You take three tablets together once a day, always with food. The food requirement isn’t optional: it helps your body absorb the medication properly. Each daily dose delivers 300 mg of glecaprevir and 120 mg of pibrentasvir. The same dosing applies to adolescents 12 and older who weigh at least 45 kg (about 99 pounds).
Common Side Effects
Mavyret is generally well tolerated. Across nine clinical trials covering all six genotypes, the most common side effects were headache (13% of patients), fatigue (11%), and nausea (8%). These were mostly mild and didn’t require stopping treatment.
In one controlled trial comparing Mavyret to a placebo over 12 weeks, some of these symptoms also showed up in the placebo group, though at lower rates. Headache occurred in 9% of Mavyret patients versus 6% on placebo. Nausea hit 6% on Mavyret versus 2% on placebo. Diarrhea was reported by 5% versus 2%. So while side effects are real, a portion of what people experience during treatment may come from the stress of the process itself or unrelated causes.
A Key Safety Warning: Hepatitis B Reactivation
Mavyret carries an FDA boxed warning (the most serious type) about hepatitis B reactivation. If you’ve ever been infected with hepatitis B, even in the past, successfully treating hepatitis C can sometimes cause dormant hepatitis B to flare up. In rare cases this has led to severe liver failure and death. For this reason, everyone is tested for current or past hepatitis B infection before starting Mavyret. People who carry both viruses need close monitoring during and after treatment.
Why It Works for Kidney Disease Patients
One of Mavyret’s practical advantages is that it’s safe for people with severe kidney disease, including those on dialysis. Many older hepatitis C treatments were cleared through the kidneys, which made them risky or unusable for this population. Both of Mavyret’s ingredients are primarily processed by the liver instead.

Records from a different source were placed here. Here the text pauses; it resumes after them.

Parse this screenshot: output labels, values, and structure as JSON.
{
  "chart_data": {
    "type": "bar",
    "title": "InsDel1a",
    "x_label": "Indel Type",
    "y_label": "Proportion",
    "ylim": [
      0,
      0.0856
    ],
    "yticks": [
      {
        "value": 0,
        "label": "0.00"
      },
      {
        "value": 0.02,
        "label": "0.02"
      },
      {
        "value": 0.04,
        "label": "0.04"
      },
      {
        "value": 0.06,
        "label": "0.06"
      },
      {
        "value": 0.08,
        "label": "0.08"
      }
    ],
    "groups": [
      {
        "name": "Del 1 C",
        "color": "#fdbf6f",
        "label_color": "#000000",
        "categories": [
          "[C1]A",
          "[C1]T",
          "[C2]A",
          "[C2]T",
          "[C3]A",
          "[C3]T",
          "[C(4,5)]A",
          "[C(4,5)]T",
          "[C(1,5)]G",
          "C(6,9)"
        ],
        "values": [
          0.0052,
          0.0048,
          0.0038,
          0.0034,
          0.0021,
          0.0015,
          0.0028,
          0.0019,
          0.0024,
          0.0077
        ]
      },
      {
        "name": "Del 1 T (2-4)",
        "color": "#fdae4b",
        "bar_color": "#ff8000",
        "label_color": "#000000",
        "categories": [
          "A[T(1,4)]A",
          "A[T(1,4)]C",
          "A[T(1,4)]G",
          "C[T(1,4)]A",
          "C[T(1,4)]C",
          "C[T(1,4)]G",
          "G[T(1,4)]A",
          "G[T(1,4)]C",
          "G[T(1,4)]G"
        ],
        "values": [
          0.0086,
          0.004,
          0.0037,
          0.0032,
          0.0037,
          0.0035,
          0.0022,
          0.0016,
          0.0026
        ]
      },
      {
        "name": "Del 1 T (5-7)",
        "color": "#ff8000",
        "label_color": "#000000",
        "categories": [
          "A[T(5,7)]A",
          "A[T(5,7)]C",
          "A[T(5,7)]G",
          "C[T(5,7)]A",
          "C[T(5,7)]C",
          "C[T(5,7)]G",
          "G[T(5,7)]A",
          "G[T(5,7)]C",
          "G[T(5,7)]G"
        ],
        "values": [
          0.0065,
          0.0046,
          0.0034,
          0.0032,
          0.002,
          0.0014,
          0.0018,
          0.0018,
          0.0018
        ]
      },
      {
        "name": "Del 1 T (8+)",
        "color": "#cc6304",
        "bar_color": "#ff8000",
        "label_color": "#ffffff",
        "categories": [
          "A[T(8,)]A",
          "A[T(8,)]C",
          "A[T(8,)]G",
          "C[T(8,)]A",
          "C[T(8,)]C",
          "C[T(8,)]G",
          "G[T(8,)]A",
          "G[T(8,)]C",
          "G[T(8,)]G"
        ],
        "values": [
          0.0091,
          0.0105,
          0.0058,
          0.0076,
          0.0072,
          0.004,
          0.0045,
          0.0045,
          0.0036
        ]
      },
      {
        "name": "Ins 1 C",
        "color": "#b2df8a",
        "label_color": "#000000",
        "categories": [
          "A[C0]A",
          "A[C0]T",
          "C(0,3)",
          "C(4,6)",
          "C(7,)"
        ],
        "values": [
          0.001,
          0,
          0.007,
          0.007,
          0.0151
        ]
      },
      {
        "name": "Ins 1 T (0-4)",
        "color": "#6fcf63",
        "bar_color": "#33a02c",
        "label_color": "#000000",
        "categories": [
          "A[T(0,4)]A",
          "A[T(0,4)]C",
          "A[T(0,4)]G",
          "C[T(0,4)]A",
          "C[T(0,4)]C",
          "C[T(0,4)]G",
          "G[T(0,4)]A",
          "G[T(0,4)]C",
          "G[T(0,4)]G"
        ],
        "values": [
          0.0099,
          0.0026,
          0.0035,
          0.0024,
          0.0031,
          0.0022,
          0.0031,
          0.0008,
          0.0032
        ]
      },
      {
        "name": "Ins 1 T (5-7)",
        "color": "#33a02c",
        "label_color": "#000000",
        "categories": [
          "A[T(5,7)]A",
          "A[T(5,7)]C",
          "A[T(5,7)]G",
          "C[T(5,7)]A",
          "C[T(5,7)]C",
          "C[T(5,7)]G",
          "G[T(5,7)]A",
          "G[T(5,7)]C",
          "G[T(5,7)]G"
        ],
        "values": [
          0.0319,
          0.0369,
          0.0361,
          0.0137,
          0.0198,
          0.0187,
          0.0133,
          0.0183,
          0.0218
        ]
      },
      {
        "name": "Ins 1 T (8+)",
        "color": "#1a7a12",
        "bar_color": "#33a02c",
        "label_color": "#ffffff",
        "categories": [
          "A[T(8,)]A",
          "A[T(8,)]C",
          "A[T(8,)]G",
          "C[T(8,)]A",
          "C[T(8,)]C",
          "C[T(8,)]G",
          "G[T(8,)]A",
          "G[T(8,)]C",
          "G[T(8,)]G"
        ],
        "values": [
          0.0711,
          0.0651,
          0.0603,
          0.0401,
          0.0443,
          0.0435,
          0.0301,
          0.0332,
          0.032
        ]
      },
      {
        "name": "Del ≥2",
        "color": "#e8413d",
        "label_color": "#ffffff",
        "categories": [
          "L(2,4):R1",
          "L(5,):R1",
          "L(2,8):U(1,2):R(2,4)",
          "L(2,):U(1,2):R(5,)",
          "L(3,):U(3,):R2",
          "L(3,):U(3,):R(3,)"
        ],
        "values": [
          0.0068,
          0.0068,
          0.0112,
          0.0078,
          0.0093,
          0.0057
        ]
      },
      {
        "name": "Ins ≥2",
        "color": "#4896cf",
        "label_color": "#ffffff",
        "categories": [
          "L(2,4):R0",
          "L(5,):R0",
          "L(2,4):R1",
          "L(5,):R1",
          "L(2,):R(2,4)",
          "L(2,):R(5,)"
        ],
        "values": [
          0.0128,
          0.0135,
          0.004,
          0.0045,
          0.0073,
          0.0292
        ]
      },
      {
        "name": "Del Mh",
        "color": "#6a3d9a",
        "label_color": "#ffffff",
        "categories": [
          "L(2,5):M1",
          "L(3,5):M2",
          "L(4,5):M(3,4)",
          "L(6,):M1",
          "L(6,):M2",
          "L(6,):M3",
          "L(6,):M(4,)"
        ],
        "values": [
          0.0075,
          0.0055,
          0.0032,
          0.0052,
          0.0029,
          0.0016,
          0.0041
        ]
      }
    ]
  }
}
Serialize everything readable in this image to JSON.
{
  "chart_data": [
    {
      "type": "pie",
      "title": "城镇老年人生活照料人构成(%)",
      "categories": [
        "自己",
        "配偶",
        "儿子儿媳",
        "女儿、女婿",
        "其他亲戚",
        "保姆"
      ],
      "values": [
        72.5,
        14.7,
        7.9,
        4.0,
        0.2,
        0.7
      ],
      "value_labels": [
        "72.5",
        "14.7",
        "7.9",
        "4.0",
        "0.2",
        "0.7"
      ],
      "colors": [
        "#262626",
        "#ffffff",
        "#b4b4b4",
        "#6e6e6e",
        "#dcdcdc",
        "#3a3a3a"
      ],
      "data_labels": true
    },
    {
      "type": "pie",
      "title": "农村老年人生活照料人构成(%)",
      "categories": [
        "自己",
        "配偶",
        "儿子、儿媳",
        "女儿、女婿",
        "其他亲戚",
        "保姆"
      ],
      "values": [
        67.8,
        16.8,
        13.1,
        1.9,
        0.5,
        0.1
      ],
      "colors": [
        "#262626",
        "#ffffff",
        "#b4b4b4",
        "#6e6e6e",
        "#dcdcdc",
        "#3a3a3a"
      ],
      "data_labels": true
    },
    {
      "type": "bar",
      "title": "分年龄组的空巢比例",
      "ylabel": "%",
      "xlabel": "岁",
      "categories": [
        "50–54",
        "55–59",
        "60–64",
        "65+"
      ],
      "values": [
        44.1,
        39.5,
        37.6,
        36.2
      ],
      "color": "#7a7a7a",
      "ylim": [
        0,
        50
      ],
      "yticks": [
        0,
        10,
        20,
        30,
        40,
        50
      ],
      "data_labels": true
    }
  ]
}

Pharmacokinetic studies showed that while drug levels rise somewhat as kidney function declines (up to 56% higher for glecaprevir and 46% higher for pibrentasvir in the most severe cases), this didn’t translate into safety problems. Hemodialysis itself removes very little of the medication, so dosing doesn’t need to change around dialysis sessions. In the EXPEDITION-4 trial, which specifically enrolled patients with severe kidney impairment, 98% achieved a cure with no virologic failures.
Medications That Don’t Mix With Mavyret
Mavyret has two strict contraindications with other drugs. Atazanavir, an HIV medication, and rifampin, an antibiotic commonly used for tuberculosis, must not be taken alongside Mavyret. Both interfere with how Mavyret is processed in the body in ways that can either reduce its effectiveness or increase toxicity.
Mavyret is also contraindicated in people with severe liver impairment (classified as Child-Pugh C), which is the most advanced stage of chronic liver disease. For people with mild to moderate liver disease, including compensated cirrhosis, Mavyret remains an option with adjusted treatment duration. If you take any other medications regularly, your prescriber will review them for interactions before you start.